The Cincinnati Reds decided Zack Cozart would be their shortstop of the future when the team decided to trade another prospect at the position — Didi Gregorius — as part of the one-year rental of Shin-Soo Choo in 2013.
In his two years as the Reds’ starting shortstop, Cozart has not disappointed in the field and showed some pop in his bat, if not much promise as a high average hitter or on-base machine. He’s a career .246 hitter with a meager OBP of .281, but those numbers would now be a welcome sight for Cozart, who has started 2014 with a thud: .148/.188 in 86 plate appearances.
The abysmal start at the plate for Cozart as the team’s primary eighth hitter has to be bad enough to compel the Reds to at least start to consider the notion that the position may warrant an upgrade over the 28-year-old Cozart. That upgrade is not on the bench in the personage of Ramon Santiago and is nowhere in sight in the Reds’ farm system right now.
Despite his age, Cozart won’t be eligible for salary arbitration until 2015, so keeping him makes more sense than dealing him if he can show any sign of improvement at the plate. Defensively, Cozart is nearly Gold Glove caliber, which makes him a valuable commodity even when he is not hitting his weight.

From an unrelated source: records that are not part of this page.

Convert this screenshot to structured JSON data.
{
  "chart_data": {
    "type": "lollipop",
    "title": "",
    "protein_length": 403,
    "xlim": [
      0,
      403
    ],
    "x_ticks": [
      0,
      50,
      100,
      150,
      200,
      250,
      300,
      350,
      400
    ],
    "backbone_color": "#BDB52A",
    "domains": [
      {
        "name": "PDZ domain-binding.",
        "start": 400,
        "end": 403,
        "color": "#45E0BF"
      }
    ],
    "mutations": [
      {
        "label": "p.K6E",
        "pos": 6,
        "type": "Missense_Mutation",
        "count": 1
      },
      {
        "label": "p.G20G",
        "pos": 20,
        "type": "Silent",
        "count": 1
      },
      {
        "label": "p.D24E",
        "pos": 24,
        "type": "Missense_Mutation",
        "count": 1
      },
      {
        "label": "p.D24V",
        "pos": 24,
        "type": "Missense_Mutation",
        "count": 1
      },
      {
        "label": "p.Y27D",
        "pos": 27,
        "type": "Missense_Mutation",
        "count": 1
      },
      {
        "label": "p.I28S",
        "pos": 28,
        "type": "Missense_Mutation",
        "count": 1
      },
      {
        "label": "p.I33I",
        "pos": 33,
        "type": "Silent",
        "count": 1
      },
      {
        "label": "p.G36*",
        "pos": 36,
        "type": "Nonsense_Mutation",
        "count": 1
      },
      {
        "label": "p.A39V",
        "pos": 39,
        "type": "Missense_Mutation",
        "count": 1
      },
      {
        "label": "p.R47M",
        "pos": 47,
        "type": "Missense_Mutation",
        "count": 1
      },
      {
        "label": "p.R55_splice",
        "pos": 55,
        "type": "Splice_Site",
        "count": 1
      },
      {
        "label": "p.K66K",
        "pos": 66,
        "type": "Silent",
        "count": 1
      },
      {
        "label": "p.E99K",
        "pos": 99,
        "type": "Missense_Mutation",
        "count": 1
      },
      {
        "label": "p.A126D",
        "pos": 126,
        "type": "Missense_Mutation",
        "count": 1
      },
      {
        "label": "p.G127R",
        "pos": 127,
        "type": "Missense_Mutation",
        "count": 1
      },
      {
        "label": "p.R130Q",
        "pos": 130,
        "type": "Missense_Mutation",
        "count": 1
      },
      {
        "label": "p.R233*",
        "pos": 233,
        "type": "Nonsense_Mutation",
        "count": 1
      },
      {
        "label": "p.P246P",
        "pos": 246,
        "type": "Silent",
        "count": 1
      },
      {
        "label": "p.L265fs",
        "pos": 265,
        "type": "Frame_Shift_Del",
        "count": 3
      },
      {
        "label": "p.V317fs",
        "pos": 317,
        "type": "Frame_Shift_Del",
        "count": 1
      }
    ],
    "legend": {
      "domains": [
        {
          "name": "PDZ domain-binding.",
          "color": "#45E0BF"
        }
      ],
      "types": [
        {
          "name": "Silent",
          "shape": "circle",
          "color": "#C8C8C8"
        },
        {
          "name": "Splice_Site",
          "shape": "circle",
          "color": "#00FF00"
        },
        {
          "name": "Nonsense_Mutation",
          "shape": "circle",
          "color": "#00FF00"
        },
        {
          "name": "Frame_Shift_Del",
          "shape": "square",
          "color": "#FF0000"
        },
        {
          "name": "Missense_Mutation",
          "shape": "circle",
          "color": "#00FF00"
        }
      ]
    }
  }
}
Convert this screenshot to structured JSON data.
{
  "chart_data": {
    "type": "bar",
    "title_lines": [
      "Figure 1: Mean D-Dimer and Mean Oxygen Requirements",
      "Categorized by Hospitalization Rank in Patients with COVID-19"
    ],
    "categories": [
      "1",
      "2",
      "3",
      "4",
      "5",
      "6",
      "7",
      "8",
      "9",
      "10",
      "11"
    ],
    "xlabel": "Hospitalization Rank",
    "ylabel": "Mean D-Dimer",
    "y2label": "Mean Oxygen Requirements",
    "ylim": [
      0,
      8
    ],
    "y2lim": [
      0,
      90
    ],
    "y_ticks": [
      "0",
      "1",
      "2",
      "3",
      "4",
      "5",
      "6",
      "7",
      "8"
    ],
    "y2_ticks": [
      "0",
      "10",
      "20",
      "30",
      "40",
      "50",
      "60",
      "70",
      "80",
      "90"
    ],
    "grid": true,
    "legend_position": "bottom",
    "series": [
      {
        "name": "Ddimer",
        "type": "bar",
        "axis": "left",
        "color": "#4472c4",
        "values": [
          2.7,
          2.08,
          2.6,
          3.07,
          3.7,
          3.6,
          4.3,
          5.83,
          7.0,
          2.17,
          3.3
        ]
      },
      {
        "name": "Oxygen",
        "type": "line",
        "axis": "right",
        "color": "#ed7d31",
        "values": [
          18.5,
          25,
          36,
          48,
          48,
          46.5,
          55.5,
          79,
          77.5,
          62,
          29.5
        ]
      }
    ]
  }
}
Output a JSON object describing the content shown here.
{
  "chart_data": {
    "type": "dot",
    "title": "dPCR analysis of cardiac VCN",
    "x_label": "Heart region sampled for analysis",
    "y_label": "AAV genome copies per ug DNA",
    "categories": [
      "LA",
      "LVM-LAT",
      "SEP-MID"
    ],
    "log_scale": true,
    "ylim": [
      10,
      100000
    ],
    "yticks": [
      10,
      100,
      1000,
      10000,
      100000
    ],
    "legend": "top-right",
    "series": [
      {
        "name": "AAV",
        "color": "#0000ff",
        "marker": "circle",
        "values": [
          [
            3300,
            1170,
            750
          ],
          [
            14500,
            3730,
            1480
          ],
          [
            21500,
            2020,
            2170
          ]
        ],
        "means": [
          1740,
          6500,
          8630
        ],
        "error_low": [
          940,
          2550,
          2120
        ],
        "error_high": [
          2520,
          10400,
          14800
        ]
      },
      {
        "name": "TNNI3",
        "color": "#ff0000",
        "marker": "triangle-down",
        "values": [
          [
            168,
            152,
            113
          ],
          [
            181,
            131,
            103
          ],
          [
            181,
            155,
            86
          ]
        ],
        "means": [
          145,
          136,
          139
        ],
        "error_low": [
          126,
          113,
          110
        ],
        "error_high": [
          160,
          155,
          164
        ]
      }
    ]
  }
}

The Reds’ offense on the whole has been lacksluster so far this year as the team’s 11-14 record indicates, but none of the Reds’ hitters have been as bad as Cozart. Should the Reds’ bats not come alive enough to help the team make headway soon in the division, the Reds may not have a choice but to trade for a better hitting option at short.
That could mean sending Cozart to another team, like the Reds also did in the Choo deal by dealing a similarly talented player who could just not produce consistently enough at the plate in Drew Stubbs.